Verdiğiniz hangi şarkıyla yükselişe geçtiniz?
Demet Akalın'ın seslendirdiği 'Evli Mutlu Çocuklu' şarkısı ile bir farkındalık oldu. Aslında bir şarkı insanların dikkatini çektiğinde artık sizin duygunuza güvenmeye başlıyorlar, ürettikleriniz daha dikkatli dinleniyor.
Söz yazarlığı, bestecilik, aranjörlük, şimdi de yorumcu olarak karşımıza çıktınız...
Yorumcu olarak anlatmak, hissettirmek istediğim çok duygu var. Biliyorum ve inanıyorum ki dinleyicinin gönül teli ile bir yerde mutlaka buluşacağım.
Müzik sektörü son derece hareketli. Her gün yeni bir şarkıcı piyasaya çıkıyor. Peki sizin bu sektör hakkındaki genel fikirleriniz ne yönde?
Ne kadar kalıcı olunduğu ve olunabileceği daha önemli.
Eğer çok özel, harika ve büyülü bir yorumunuz varsa; sesinizle farklı bestelere, şarkılara yorumcu olarak hayat verip onları sonsuzlukta tarihe hatıra olarak bırakırsınız.
Böyle kişilere ekol deniliyor.
Örneğin Zeki Müren, Tarkan, Müslüm Gürses, İbrahim Tatlıses... Bunun haricinde herkes şarkı söylüyor.
Konservatuvara nasıl girdiniz?
Ailem bana müzik konusunda destekti. Başarılı olabildiğim, yüzülerini güldürebildiğim için şükrediyorum.
Müzikte hedefleriniz nedir?
Popüler müziğe yeni bir soluk getirmek. Müzik iyice sentezlere doğru kayıyor.
Kendi modanızı yaratmanın ve belirlemenin zamanı. Ucu açık, ufku açık bu yolda yüzen ve denizin tadını çıkaran bir yüzücü gibi, kendimi müziğimin akışına bırakıp milyonları da bu akışa ortak etmek istiyorum.
SEZEN AKSU İÇİN ŞARKIM VAR
Müziğinizi nasıl tanımlarsınız?
Benim müziğim; yeni yağmış yağmura eşlik eden toprak kokusu ile arkasından çıkan güneşin arasındaki gökkuşağı gibi.

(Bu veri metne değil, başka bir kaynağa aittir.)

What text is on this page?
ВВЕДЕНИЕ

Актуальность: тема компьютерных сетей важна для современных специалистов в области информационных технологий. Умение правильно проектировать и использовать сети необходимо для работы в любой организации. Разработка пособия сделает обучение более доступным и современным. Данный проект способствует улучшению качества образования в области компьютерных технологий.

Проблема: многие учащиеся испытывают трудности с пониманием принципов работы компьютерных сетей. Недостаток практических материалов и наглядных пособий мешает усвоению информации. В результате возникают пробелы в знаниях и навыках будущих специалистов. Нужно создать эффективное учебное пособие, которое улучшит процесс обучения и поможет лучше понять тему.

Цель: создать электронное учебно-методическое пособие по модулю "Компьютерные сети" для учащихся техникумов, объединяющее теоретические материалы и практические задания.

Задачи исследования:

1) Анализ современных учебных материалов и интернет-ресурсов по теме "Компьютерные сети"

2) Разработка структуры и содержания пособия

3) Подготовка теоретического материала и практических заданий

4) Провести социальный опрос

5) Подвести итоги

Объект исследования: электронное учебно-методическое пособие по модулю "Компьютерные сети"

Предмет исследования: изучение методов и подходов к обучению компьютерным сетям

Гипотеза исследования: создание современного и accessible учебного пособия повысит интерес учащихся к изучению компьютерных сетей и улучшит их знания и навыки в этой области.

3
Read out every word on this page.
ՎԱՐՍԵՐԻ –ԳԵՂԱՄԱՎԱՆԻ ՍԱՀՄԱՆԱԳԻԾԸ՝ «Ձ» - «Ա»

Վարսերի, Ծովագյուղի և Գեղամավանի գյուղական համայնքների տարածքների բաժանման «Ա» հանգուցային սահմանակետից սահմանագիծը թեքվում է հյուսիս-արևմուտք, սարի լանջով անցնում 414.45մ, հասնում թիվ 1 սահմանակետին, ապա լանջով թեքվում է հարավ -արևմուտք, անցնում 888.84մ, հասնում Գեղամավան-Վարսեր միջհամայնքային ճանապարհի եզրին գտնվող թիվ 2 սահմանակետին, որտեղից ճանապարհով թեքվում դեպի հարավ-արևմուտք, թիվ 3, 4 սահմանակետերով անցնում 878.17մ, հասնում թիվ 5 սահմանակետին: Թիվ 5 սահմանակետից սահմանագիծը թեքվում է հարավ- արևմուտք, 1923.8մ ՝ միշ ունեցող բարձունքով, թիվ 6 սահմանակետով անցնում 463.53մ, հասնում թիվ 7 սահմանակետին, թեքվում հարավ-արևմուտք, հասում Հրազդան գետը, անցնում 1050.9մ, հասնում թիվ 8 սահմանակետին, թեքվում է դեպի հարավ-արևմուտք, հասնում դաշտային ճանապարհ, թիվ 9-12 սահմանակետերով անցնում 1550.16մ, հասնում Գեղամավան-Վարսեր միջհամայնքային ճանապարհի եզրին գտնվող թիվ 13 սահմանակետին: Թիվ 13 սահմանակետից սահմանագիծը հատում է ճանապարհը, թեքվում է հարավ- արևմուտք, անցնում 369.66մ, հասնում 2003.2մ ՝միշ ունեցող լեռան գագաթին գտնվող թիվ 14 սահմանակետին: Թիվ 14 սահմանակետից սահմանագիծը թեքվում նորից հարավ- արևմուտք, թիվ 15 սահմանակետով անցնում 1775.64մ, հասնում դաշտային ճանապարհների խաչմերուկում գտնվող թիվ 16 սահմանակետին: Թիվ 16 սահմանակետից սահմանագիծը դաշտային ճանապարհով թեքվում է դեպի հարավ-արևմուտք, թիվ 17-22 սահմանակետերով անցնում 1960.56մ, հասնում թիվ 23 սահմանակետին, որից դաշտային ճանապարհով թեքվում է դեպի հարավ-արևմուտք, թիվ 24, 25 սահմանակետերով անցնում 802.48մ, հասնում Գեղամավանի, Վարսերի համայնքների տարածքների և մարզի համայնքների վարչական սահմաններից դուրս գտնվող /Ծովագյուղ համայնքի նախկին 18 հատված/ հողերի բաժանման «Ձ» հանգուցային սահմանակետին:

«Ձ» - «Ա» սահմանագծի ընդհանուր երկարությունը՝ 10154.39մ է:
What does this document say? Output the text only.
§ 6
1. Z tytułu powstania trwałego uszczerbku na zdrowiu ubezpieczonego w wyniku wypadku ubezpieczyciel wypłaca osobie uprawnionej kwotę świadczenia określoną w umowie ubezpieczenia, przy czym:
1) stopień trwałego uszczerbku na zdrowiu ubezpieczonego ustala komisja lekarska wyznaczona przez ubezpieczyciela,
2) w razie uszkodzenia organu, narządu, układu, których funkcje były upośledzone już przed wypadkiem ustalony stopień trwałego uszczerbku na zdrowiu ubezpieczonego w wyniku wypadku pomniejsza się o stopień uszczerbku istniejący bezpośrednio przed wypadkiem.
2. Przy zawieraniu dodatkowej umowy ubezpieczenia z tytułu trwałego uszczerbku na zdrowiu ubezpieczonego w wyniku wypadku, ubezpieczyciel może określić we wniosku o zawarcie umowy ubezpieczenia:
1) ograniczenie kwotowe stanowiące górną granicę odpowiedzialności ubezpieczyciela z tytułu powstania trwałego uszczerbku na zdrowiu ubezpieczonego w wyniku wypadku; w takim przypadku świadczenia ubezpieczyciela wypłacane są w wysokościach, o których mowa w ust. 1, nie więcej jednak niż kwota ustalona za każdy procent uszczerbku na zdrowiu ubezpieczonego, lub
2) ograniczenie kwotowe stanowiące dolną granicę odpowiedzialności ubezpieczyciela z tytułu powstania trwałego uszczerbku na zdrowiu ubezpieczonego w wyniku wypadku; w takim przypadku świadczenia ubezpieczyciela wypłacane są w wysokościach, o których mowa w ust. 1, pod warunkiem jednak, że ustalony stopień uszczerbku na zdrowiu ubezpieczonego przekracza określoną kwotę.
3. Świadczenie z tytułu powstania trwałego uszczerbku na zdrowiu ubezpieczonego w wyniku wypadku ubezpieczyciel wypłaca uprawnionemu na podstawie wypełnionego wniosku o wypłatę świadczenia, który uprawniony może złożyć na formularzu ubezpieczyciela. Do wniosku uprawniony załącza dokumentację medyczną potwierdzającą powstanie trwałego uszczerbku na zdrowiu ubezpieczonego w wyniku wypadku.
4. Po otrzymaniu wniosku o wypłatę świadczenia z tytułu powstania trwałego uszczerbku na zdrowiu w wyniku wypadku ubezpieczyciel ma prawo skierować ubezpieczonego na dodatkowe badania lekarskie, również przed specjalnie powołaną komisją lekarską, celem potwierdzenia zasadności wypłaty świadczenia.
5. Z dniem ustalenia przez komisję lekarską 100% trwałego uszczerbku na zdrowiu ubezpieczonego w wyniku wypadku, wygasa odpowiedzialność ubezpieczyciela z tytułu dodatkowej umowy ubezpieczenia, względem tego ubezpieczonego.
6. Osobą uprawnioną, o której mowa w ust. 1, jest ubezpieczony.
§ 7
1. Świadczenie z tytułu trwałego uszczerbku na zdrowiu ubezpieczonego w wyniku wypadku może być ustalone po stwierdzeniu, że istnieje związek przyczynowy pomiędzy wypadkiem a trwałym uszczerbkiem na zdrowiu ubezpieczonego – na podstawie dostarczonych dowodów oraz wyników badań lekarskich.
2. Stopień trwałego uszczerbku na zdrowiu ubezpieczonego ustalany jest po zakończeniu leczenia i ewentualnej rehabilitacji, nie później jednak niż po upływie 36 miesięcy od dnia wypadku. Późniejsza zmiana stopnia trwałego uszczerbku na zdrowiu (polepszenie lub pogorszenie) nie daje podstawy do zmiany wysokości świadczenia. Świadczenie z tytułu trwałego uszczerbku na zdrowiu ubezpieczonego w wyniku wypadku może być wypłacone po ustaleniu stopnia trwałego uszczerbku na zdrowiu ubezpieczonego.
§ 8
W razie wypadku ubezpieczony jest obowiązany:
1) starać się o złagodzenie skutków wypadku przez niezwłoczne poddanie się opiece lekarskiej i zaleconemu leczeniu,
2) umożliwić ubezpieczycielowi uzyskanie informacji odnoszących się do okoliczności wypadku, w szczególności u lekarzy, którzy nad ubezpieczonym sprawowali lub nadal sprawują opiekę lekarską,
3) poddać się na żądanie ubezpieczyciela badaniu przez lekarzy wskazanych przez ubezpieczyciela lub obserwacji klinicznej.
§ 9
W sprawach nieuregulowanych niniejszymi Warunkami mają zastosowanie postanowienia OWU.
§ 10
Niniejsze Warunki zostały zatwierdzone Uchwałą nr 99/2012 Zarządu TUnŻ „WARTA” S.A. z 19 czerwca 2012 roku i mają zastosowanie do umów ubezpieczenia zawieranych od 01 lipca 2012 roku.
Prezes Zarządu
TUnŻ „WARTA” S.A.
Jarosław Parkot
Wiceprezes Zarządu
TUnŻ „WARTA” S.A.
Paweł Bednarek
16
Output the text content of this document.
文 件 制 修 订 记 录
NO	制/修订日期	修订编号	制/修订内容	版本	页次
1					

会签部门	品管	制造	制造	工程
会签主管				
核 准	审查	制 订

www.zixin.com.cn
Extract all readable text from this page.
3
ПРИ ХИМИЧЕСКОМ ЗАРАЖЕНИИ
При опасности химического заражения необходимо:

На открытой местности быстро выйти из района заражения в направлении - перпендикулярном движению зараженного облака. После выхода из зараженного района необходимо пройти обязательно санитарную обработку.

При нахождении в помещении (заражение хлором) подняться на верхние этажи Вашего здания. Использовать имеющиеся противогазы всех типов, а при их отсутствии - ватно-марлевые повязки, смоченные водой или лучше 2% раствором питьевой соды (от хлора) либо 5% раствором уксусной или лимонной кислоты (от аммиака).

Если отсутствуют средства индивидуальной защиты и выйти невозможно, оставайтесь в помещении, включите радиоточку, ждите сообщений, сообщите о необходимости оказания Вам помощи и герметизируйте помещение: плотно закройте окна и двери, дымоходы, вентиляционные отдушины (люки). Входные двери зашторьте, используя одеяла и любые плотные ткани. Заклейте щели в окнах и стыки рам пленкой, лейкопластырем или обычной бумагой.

Geniş bir yelpazede dolanan bir duygum var. İbrahim Tatlıses, Alişan, Serkan Kaya, Demet Akalın, Gülşen, Murat Boz, Kutsi, Ebru Gündeş, Kibariye gibi birçok isimle, farklı renkte insanların yüksek beğenisini kazanmış işler yaptım.
Çalışmak istediğiniz bir isim var mı?
Enstrümantal bestelerim ve çalışmalarım da var. 'Yaz Akşamı' isimli bir bestem var ki benim için çok özel. Bu besteye Sezen Aksu'nun söz yazmasını hep gönlümden geçirmişimdir. Bir de lise yıllarımdan beri Tarkan'ı çok dinlemişimdir.